Lollipops are a no for after school but my DS has them, again he knows we sit at the table nicely with them not run out of the school gates sucking one falling onto our faces. He also knows to tell me if it comes off the stick whole and spit it out onto table.

For me it's teaching them how and when to eat them.

Hi Charlotte, :waving:

For the most part, I believe you're right. There is no problem with sweets in moderation, and I'd have no issue with this if it really was just "a pack of Haribo every few weeks." My gripe is about my situation: my grandchildren and my mindees at my local school. Please don't think I'm jumping on you: but I wouldn't hesitate to jump on my school.

IME children at the school get a ridiculous amount of sweets (beyond what could be described as "moderation") most days. I think a lot of this is down to parents who feel they won't be outdone by others appearing more generous, in the same way as each birthday party has to be bigger, brighter and more expensive than the last child's. It's all part of the parental ego-driven "celebration inflation" phenomenon.

It creates arguments nearly every evening. I pick up children from different classes. Some have more sweets, some have fewer, some have none. Some have mums who don't want them to eat theirs until they get home; some say "mummy always lets me"; some are bright enough to open them in class, and are well into the various packets/items, leaving me very little room to say "no" to the others and still be seen to be fair and consistent.
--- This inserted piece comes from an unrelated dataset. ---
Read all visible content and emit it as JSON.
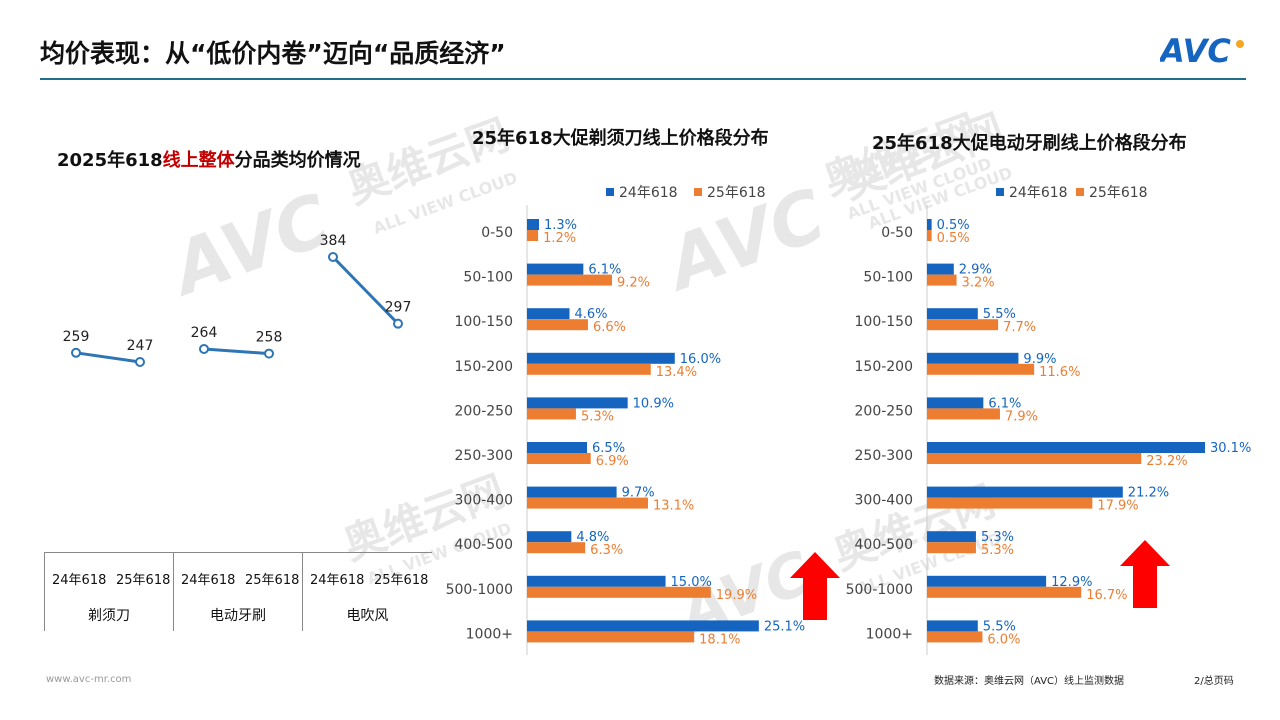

The school's much-trumpeted healthy eating policy is blown out of the water when it comes to dishing out sweets sent in by parents. On the one hand, all nut products are banned from all lunchboxes (though oddly not from the sub-contracted catering firm that runs the re-heated lunches racket). OTOH sweets are given to the whole class on the basis of 'fairness' - so fair that my diabetic erstwhile mindee was (and to the best of my knowledge still is) given sweets. :mad:

In contrast, the school throws away a lot of perfectly good fruit each day. Fruit is available for purchase at break times. Any unsold fruit is thrown out at the end of the day; school claims they have to do this cos it doesn't have a use-by date on it. :panic: I only discovered this when, whilst helping with the school garden, I opened a compost bin full of fruit (which, as aside, makes a very poor compost balance) and swarming with flies. On asking where it had all come from, I was shocked to hear the explanation. I asked why it couldn't be given out at the end of the day, only to be told that would be unfair on children who had paid for their snack during the day.

Whence common sense, eh? :p

lizduncan72
18-12-2013, 12:22 PM
I don't see any problems with sweets but in moderation. Mine have a lolly pop after dinner or to take home maybe once every couple of months but when eating them they are taught to sit at the table

HOWEVER - they wouldn't have them for breakfast and I suspect it was dads way of getting them in the car

That's exactly why they had them!!! I asked the older one if it was mummy or daddy that gave them the lollies and he said that daddy gave them to them for going in the car!!